Published Pages | terri | NeuroLINCS Data Analysis Workflows

NeuroLINCS Project  

The NeuroLINCS Project is part of the NIH Common Fund's Library of Integrated Network-based Cellular Signatures (LINCS) program, which aims to characterize how a variety of human cells, tissues and entire organism respond to perturbations by drugs and other molecular factors.

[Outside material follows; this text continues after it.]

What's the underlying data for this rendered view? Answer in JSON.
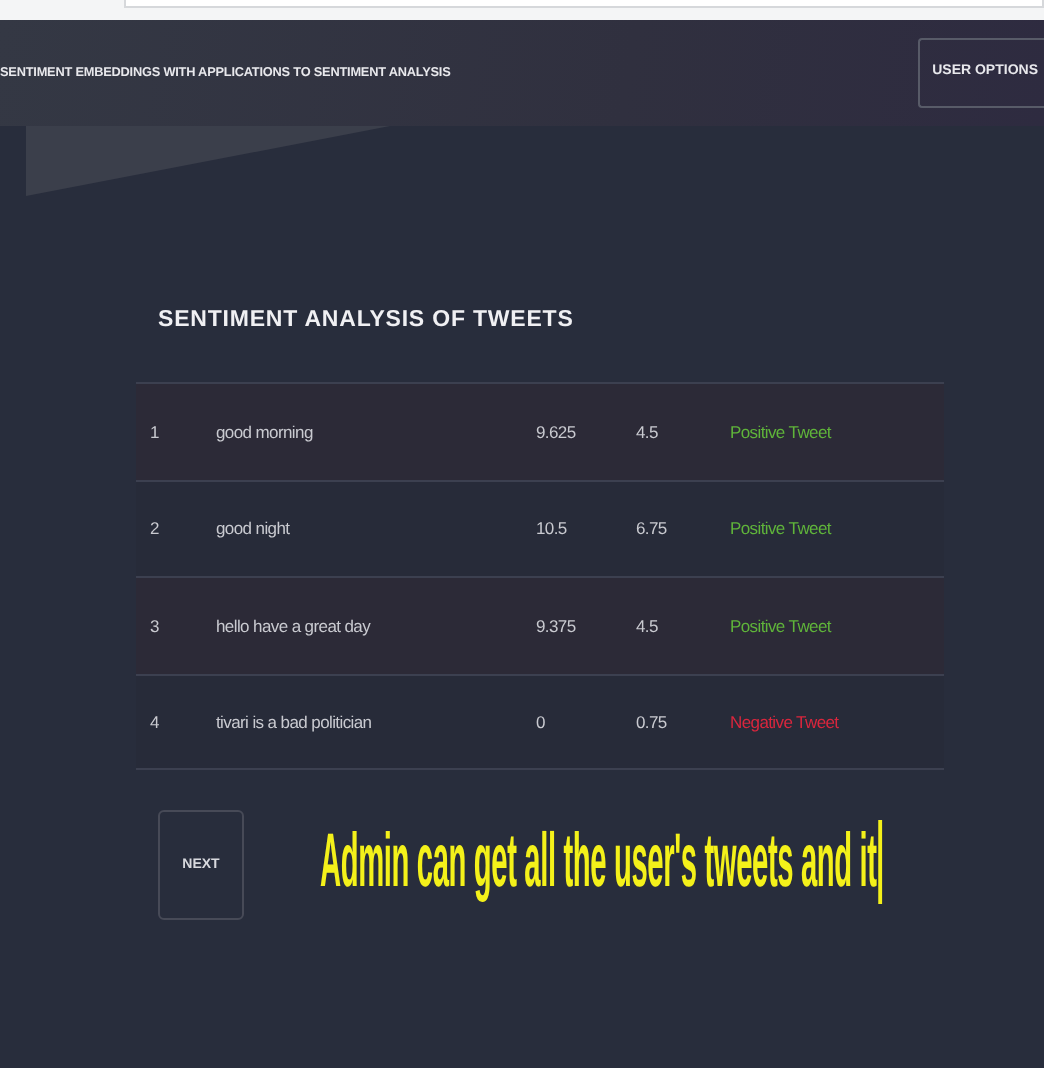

As Part of the LINCS program, the NeuroLINCS study concentrates on human brain cells, which are far less understood than other cells in the body. Our initial focus is to produce diseased motor neurons from patients by utilizing high-quality induced pluripotent stem cell (iPSC) lines from Amyotrophic Lateral Sclerosis (ALS) and Spinal Muscular Atrophy (SMA) patients in addition to unaffected normal healthy controls. Using state-of-the-art OMICS methods (genomics, epigenomics, transcriptomics, and proteomics), we intend to create a wealth of cellular data that is patient-specific in the context of their baseline genetic perturbations and in the presence of other genetic and environmental perturbagens (e.g. endoplasmic reticulum stress). The primary data will be used to build cell signatures that convey the key features that distinguish the state of a cell and determine its behavior. Ultimately, the analysis of these datasets will lead to the identification of a network of unique signatures relevant to each of these motor neuron diseases.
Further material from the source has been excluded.